Two-generation reproductive toxicity studies using rats of benzophenone, n-butylbenzene, butyl benzyl phthalate, 2,4-dichlorophenol, dicychlohexyl phthalate, diethyl phthalate, 4-nitrotoluene, lindane and vinclozolin, were performed to investigate whether these chemicals have endocrine-mediated effects with the support of the Ministry of Economy, Trade and Industry and the Ministry of the Environment.
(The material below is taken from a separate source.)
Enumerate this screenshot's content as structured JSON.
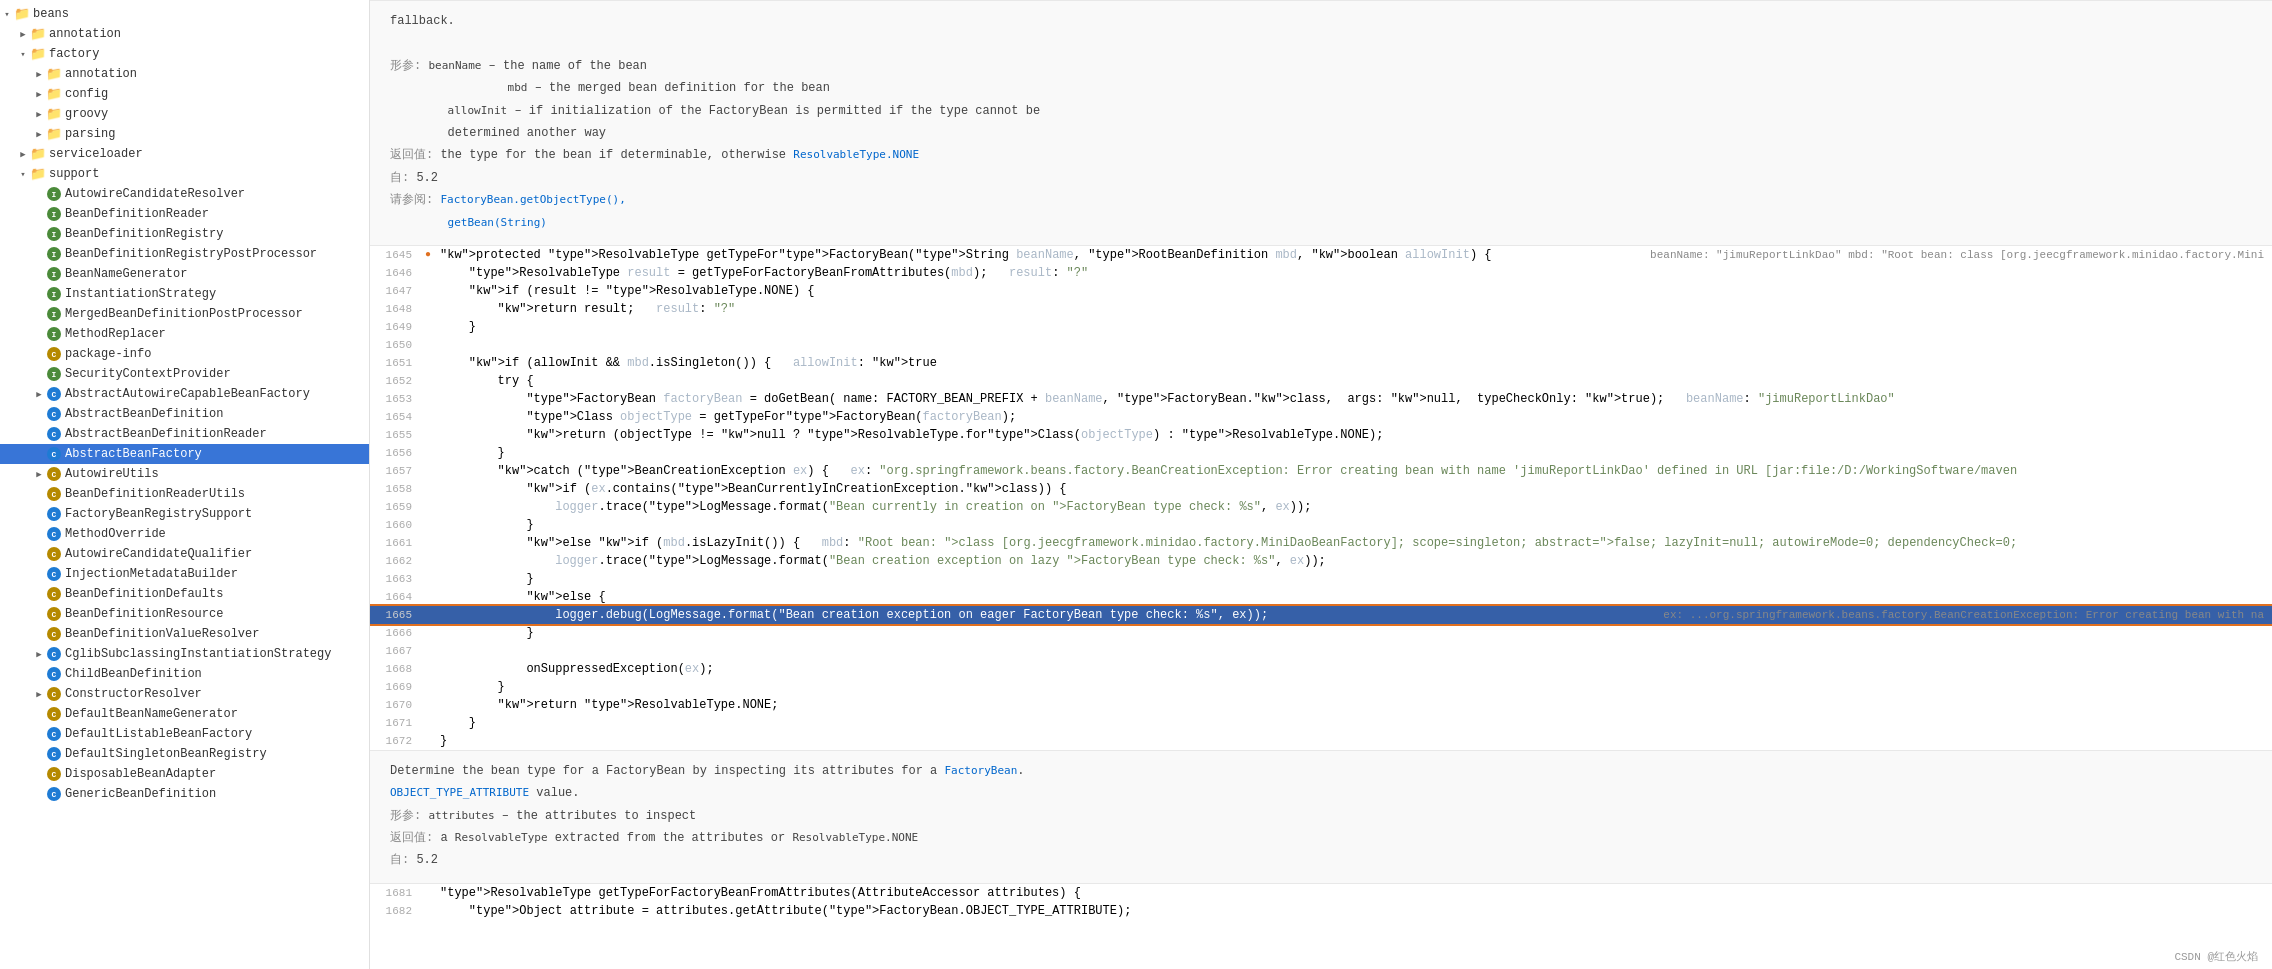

Benzophenone exposure was via the diet at concentrations of 0, 100, 450 or 2000 ppm, n-butylbenzene was administered orally by gavage at dose levels of 0, 30, 100 or 300 mg/kg/day, butyl benzyl phthalate was administered orally by gavage at dose levels of 0, 100, 200, or 400 mg/kg/day, 2,4-dichlorophenol was administered in the diet at concentrations of 0, 500, 2000 or 8000 ppm, dicyclohexyl phthalate was given in the diet at concentrations of 0, 240, 1200 or 6000 ppm, diethyl phthalate was administered in the diet at concentrations of 0, 600, 3000 or 15000 ppm, 4-nitrotoluene was administered orally by gavage at doses of 0, 40, 80, or 160 mg/kg/day, lindane exposure was in the diet at concentrations of 0, 10, 60, or 300 ppm, and vinclozolin treatment was by feeding diet at concentrations of 0, 40, 200 or 1000 ppm.